Aviso prévio proporcional
Logo após o 23º aniversário da Constituição Federal, ocorrido no dia 5 passado, os brasileiros são convidados à reflexão acerca de mais uma inovação legislativa trabalhista: o “novo-velho” aviso prévio proporcional. Diz-se “novo” porque entrou em vigor em 13 de outubro de 2011, mas em verdade pode ser considerado “velho”, visto que há tempos previsto por inúmeros instrumentos de negociação coletiva e também previsto na redação original da Carta Cidadã de 1988, nos termos do artigo 7º, inciso XXI.
Sem entrar no mérito acerca da força normativa desse dispositivo constitucional e seus efeitos (os juristas adoram discutir se determinado texto da Constituição tem eficácia plena, contida ou limitada), sempre prevaleceu o entendimento de que o aviso prévio proporcional ao tempo de serviço necessitava de lei que o regulamentasse para ser aplicado.
A Lei nº 12.506, enfim, chegou. Mas em boa hora? Sabe-se que grande parte dos trabalhadores brasileiros ainda sofre afronta aos seus direitos trabalhistas mais comezinhos, como ausência de registro em carteira, falta de recolhimento previdenciário ou percepção de salário em valores inferiores ao mínimo. Ante tal cenário, a regulamentação do aviso prévio não parece ser questão essencial.
A lei, que foi comemorada entre grande parte dos sindicalistas, é criticada pelos representantes da classe empresária, que afirmam ser medida que desestimulará a geração de novos postos de trabalho, sendo retrocesso num tempo em que a tendência é a flexibilização. Pode ser, mas em verdade a norma não se mostra tão danosa.
A nova regra estipula que o aviso prévio será concedido na proporção de 30 dias aos empregados que não completarem um ano de serviço na mesma empresa. Após um ano no mesmo empregador, serão acrescidos três dias por ano de serviço, até o máximo de 60 dias, totalizando 90 dias de aviso prévio.
Significa que, para ter o acréscimo de 15 dias ao aviso prévio tradicional, o trabalhador deverá prestar serviços há pelo menos 5 anos para o mesmo empregador. Para ter o benefício máximo de 90 dias, o empregado deve estar registrado há 20 anos na mesma empresa. Todos que conhecem minimamente o mercado de trabalho brasileiro poderão constatar que são poucos os beneficiários da norma.
A própria Central Única dos Trabalhadores (CUT) reconhece que a medida pode não surtir o efeito esperado de manutenção dos postos de trabalho e redução da rotatividade.
Não se deve esquecer o outro lado da moeda: o aviso prévio não é um direito apenas do empregado, mas também do empregador.
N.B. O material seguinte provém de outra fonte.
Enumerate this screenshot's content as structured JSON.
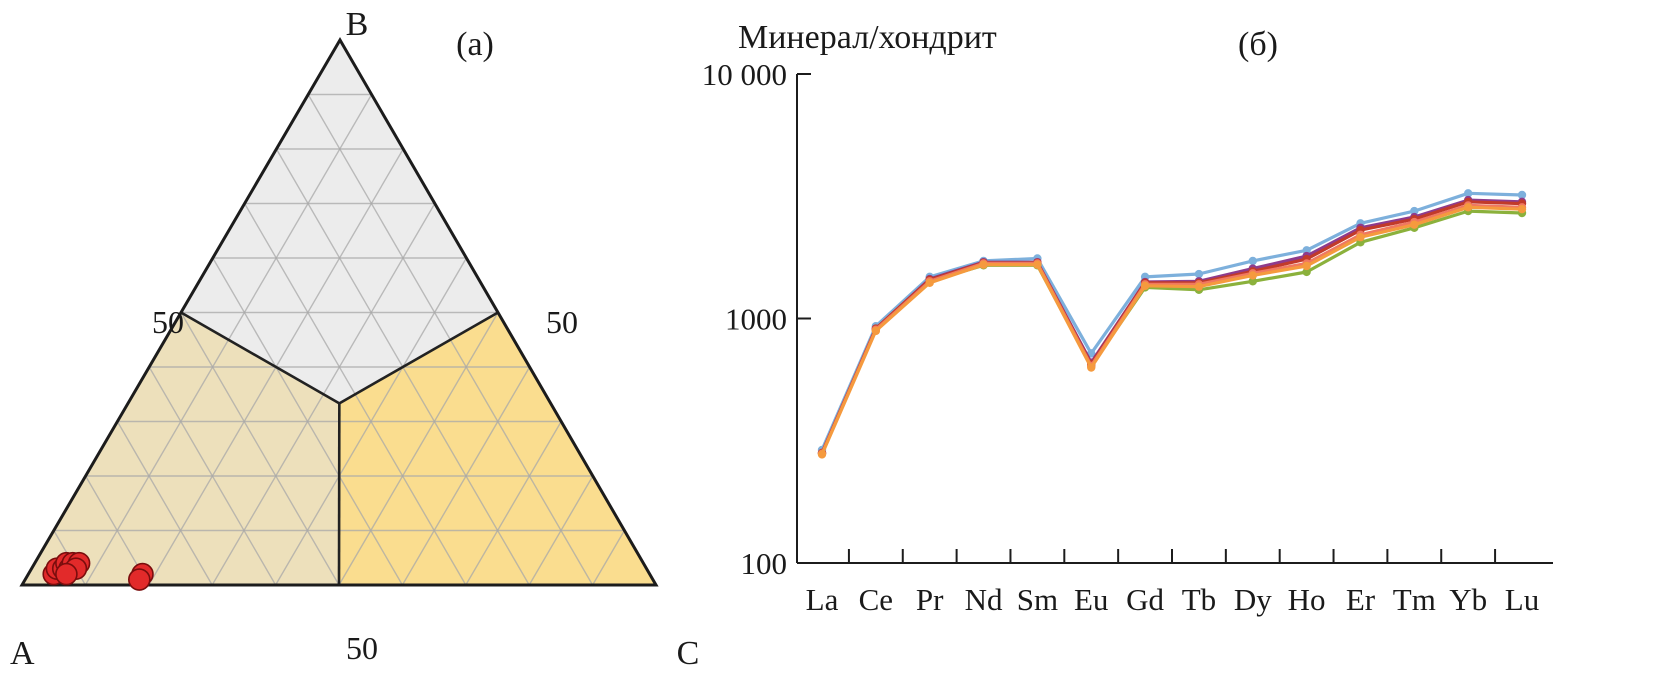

Vale dizer: o trabalhador também poderá ser compelido a conceder o aviso prévio estendido, tendo em vista que a dispensa do seu cumprimento, quando se trata de pedido de demissão, em geral, é uma liberalidade do patrão.
Um último aspecto da “novidade” deve ser ressaltado: sindicalistas têm anunciado e defendido que a nova regra poderia retroagir às demissões que ocorreram nos últimos dois anos (prazo prescricional trabalhista), sob o argumento de que era um direito já previsto constitucionalmente. Salvo melhor juízo, a retroatividade, neste caso, não será admitida, valendo a regra a partir das demissões que ocorrerem após a vigência da Lei nº 12.506. Sinceramente, em um país onde ainda se tem notícia de trabalhadores submetidos a condições análogas às de escravo, festejar o “novo” aviso prévio proporcional parece retórica ou, dito em bom português, mais um direito de vitrine “para inglês ver”.